Following Apple’s massive global restructuring of its supply and delivery chains to mitigate against Trump’s “reciprocal” tariffs, Tim Cook said in May 2025 that everything but iPhones would now be imported from Vietnam. Now according to CNBC, Trump has announced a new trade deal with Vietnam that will increase Apple’s costs on a huge proportion of its devices as compared to prior to Trump’s second term as president.
While Apple can and has moved manufacturing between firms and countries to suit demand and logistics, the list of devices believed to currently be made in Vietnam is:
- AirPods
- Apple Watch
- iPad
- Mac mini
- MacBook Pro
It is Apple that will have to meet these new tariff costs, even though Trump has returned to falsely claiming that “Vietnam will pay.” There are now two tariffs on goods imported from the country, including a 20% one that Apple will have to pay.

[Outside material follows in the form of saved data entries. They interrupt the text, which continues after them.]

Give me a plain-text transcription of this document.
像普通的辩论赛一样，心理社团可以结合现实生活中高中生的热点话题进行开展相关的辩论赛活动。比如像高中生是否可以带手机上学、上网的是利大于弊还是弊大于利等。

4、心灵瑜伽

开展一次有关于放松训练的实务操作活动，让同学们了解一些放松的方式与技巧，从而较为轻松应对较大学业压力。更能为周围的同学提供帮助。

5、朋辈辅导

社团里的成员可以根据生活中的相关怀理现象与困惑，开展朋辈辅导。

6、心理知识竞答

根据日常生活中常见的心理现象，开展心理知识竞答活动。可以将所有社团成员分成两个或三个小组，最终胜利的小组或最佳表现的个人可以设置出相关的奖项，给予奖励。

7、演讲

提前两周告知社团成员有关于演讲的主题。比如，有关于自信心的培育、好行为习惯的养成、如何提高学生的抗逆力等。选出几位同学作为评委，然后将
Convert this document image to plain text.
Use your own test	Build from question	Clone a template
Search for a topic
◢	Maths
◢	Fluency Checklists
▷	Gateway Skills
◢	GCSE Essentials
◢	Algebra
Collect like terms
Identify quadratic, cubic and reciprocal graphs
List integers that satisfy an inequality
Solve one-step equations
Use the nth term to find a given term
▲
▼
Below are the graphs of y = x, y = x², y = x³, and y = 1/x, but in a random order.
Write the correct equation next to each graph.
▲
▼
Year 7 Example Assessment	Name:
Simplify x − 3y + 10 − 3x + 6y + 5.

There is an alternative 40% tariff called a transshipping one, which US firms would have to pay if goods originated outside Vietnam, before being shipped from there. While Apple’s manufacturing in Vietnam includes assembly of devices from components sourced worldwide, it does not appear that this will qualify it for the higher rate.
Nonetheless, the 20% rate that Apple must now pay on imports of the iPad, Apple Watch, and almost all AirPods, is dramatically higher than before. While Trump previously threatened a blanket 46% tariff on Vietnam, prior to his “Liberation Day,” the tariff was less than 4%.
There were also exceptions, which included some technology firms and electronic devices, which effectively paid no tariff at all. It’s not clear which products from Apple qualified for almost no tariff, or when, as some of that gating was time-of-year dependent.
And, as such, the math of Apple paying five times higher tariffs is extremely conservative, and in the president’s favor.
According to Trump, in return for “cutting” tariffs to 20%, the country has agreed that the US “will be able to sell our product into Vietnam at zero tariff.” This is just one further way in which the math behind the “reciprocal” tariff is absent a relation to tariffs, and instead, math vaguely based on a trade imbalance.
Trump’s new deal with Vietnam comes shortly after his signing one with China, which is also bad for Apple, other US businesses, and therefore consumers. There are expected to be more such deals announced in the next few days.